A number of the electrode bump 60 is more than one, a number of the first through-hole A is more than one, and a number of the second through-hole B is more than one. Each of the sub-pixels 46 includes a first electrode 461, a light-emitting component 462, and a second electrode 463. The first electrode 461 is arranged on the side of the glass substrate 20 away from the silicon-based driving plate 10. The first electrode 461 is connected with a corresponding electrode bump 60 through a corresponding first through-hole A. The light-emitting component 462 is arranged on a side of the first electrode 461 away from the glass substrate 20. The second electrode 463 is arranged on a side of the light-emitting component 462 away from the first electrode 461. The second electrode 463 is connected to at least one electrode bump 60 through at least one first through-hole A and at least one second through-hole B.

The first electrode 461 is an anode, and the second electrode 463 is a cathode. The first electrode 461 and the second electrode 463 are made of titanium, aluminum, copper, etc. Considering that light emits from a side of the organic light-emitting display component 40, the electrodes on the corresponding side may adopt conductive polymer, indium tin oxidation (ITO), etc.

The isolation structure 45 is defined with multiple fourth through-holes D. Each of the fourth through-holes D is communicated with a corresponding first through-hole A. The second electrode 463 is connected with a corresponding electrode bump 60 through a corresponding fourth through-hole D, the corresponding first through-hole A, and the corresponding second through-hole B.

Taking the RGB three-color pixel as an example, a width of a portion of the isolation structure between any two of three sub-pixels in the same pixel is relatively small, and a width of another portion of the isolation structure between two adjacent pixels is relatively large. The fourth through-holes D may be formed in the another portion of the isolation structure between the two adjacent pixels, so that a connection of the first electrode 461, the second electrode 463, the connecting portion 50, and the electrode bump 60 is realized.

The silicon-based driving plate 10 and the glass substrate 20 need to achieve signal transmission through the contact connection of conductive materials inside the holes. During the two substrates are attached and display, since the overall structure includes two portions, if deformation occurs under external force, the two portions are prone to relative displacement. This is more obvious for large-sized display substrates. At this time, the conductive materials in the through holes are easily pulled by the external force, causing the film layer to break or be damaged. Over time, this will lead to connection failure, a decrease in the display effect or abnormal display, and a reduction in the service life of the device.

Therefore, the present disclosure provides the display panel 100 for the structural design of improving the connection stability of the through-hole in the structure to solve the above problems.

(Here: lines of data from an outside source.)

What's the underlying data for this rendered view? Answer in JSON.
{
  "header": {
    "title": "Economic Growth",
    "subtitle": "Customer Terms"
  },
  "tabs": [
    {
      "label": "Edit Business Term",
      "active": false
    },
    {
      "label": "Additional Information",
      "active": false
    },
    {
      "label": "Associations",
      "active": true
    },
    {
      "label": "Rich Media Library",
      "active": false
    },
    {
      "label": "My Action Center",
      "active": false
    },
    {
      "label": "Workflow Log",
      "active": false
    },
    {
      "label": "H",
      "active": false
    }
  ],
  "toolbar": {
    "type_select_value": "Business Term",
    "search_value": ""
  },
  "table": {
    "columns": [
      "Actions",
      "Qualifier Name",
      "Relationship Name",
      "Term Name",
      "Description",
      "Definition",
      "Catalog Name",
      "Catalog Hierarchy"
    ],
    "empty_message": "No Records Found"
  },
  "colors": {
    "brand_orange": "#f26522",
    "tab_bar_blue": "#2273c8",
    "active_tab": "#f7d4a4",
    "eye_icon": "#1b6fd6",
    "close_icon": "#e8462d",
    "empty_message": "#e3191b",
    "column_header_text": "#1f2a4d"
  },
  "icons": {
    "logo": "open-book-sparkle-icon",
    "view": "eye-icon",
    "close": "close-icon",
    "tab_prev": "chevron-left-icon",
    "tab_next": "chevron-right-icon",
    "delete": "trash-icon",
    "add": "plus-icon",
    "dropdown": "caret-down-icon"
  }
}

The display panel 100 provided in the embodiments includes the silicon-based driving plate 10, the glass substrate 20, the dielectric layer 30, and the organic light-emitting display component 40. The glass substrate 20 is arranged on the side of the silicon-based driving plate 10, and the glass substrate 20 is defined with the first through-hole A. The dielectric layer 30 is arranged between the silicon-based driving plate 10 and the glass substrate 20, and the dielectric layer 30 is defined with the second through-hole B. The size of the opening on the side of the second through-hole B facing the silicon-based driving plate 10 is greater than the size of the another opening on the another side of the second through-hole B facing the glass substrate 20. The organic light-emitting display component 40 is arranged on the side of the glass substrate 20 away from the silicon-based driving plate 10. The organic light-emitting display component 40 is bonded to the silicon-based driving plate 10 through the connecting portion 50 filled in the first through-hole A and the second through-hole B. In this way, on the one hand, by arranging the dielectric layer 30 and setting an inner portion of the organic insulating layer 32 in the middle of the dielectric layer 30 to an irregular-shaped structure, a surface area inside the organic insulating layer 32 is increased; on the other hand, by filling a conductive material in the first through-hole A and the second through-hole B, the organic light-emitting display component 40 is bonded to the silicon-based driving plate 10, and a contact area with a film layer of the lower silicon-based driving plate 10 is increased. Furthermore, if relative displacement occurs between the silicon-based driving plate 10 and the glass substrate 20, the conductive material bonding the silicon-based driving plate 10 and the glass substrate 20 may experience increased frictional resistance due to its interlocking fit with the irregular-shaped structure. This effectively prevents displacement and deformation of the conductive material, as well as issues such as film layer fracture and delamination caused by external forces. In this way, potential connection failures may be prevented if the two-layer structure of the silicon-based driving plate 10 and the glass substrate 20 undergoes deformation, thereby significantly improving the stability of signal transmission through the through-holes.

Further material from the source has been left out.